The commitments in the exchange of letters were so important that the text of Sharon’s disengagement plan described them as an “integral part” of it.

Sharon’s plan gave the Palestinians the chance to demonstrate their intent in Gaza to create “two states, living side by side in peace and security” — an opportunity created by Israel’s unilateral self-destruction of every settlement in Gaza — with an implicit warning that this was the Palestinians’ final opportunity, in the final plan.

We know what has happened since:  destruction, anarchy, weapons smuggling, a porous Egyptian border, massive infiltration, daily rockets into Israel, and — in the capstone of the process — the election of terrorists to run the entire PA.

As Hillel Halkin writes in this month’s Commentary, the Palestinians knew what they were doing:

It demeans the Palestinians’ intelligence to attribute to them the notion that they were choosing between Middle Eastern versions of the Clean Government party and Tammany Hall.  In speaking of a society in which every village and family has Hamas activists who for years have openly preached the destruction of Israel and the impossibility of co-existence with it, not to mention assisting and participating in the mass murder of Israeli civilians, only the disingenuous can contend that Palestinian voters did not know whom or what they were voting for.

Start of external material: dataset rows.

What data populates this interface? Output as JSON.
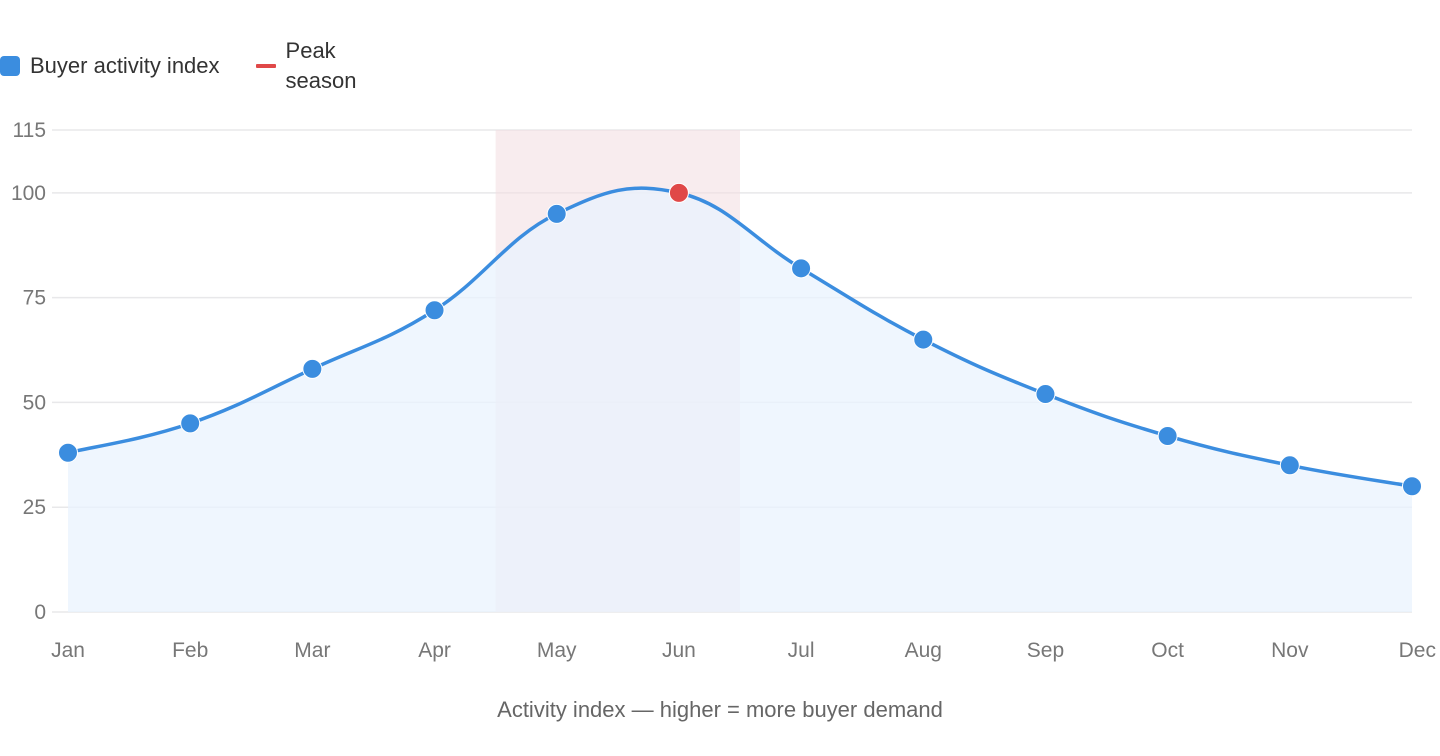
{
  "legend": {
    "series_label": "Buyer activity index",
    "band_label": "Peak season"
  },
  "colors": {
    "line": "#3b8ddf",
    "area": "#eaf3fd",
    "band": "#f3dce0",
    "peak_point": "#e04848",
    "grid": "#e8e8ea"
  },
  "chart_data": {
    "type": "line",
    "categories": [
      "Jan",
      "Feb",
      "Mar",
      "Apr",
      "May",
      "Jun",
      "Jul",
      "Aug",
      "Sep",
      "Oct",
      "Nov",
      "Dec"
    ],
    "series": [
      {
        "name": "Buyer activity index",
        "values": [
          38,
          45,
          58,
          72,
          95,
          100,
          82,
          65,
          52,
          42,
          35,
          30
        ]
      }
    ],
    "peak_category": "Jun",
    "band": {
      "name": "Peak season",
      "from": "Apr",
      "to": "Jul"
    },
    "yticks": [
      0,
      25,
      50,
      75,
      100,
      115
    ],
    "ylim": [
      0,
      115
    ],
    "grid": true,
    "legend_position": "top-left",
    "xlabel": "Activity index — higher = more buyer demand",
    "ylabel": ""
  }
}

Instead of insisting on Palestinian compliance with the Road Map, Ehud Olmert arrives in Washington to seek approval (and funds) for giving an avowedly terrorist entity 90+ percent of the West Bank — with no dismantlement of terrorist infrastructure, no interim state with provisional borders (as contemplated by Phase Two of the Road Map), no deferral of further Israeli withdrawals until a final status agreement (in Phase Three), and no penalty for the Palestinian failure to comply with their Road Map promises.

It is a repudiation of what Sharon negotiated, at tremendous cost, as an integral part of his plan, and a reward for terrorism that will insure terrorism continues — from a better strategic location.  It has implications not only for Israel but for its neighbors and the United States as well.  As Richard Baehr wrote yesterday in The American Thinker:

The Olmert plan in essence is that after the second disengagement, “we” (the Israelis) will be here, and “they” (the Palestinians) will be there, and so the conflict becomes less heated.  Glick’s paper deconstructs the logic of this optimistic reading and the potential danger of Olmert’s plan to both Israel and the U.S.

Is it really in the U.S. interest to see territory turned over to terrorists, and to support a famously “tired” leader who wants to retreat?

Is it not a little ludicrous to deny funds to Hamas (on grounds they are terrorists), but to approve giving them land instead?

Would Ariel Sharon have sought to enlist George W. Bush in a plan to hand over the West Bank to a terrorist entity that openly repudiated his Road Map?    Two years after obtaining a U.S. commitment to the contrary?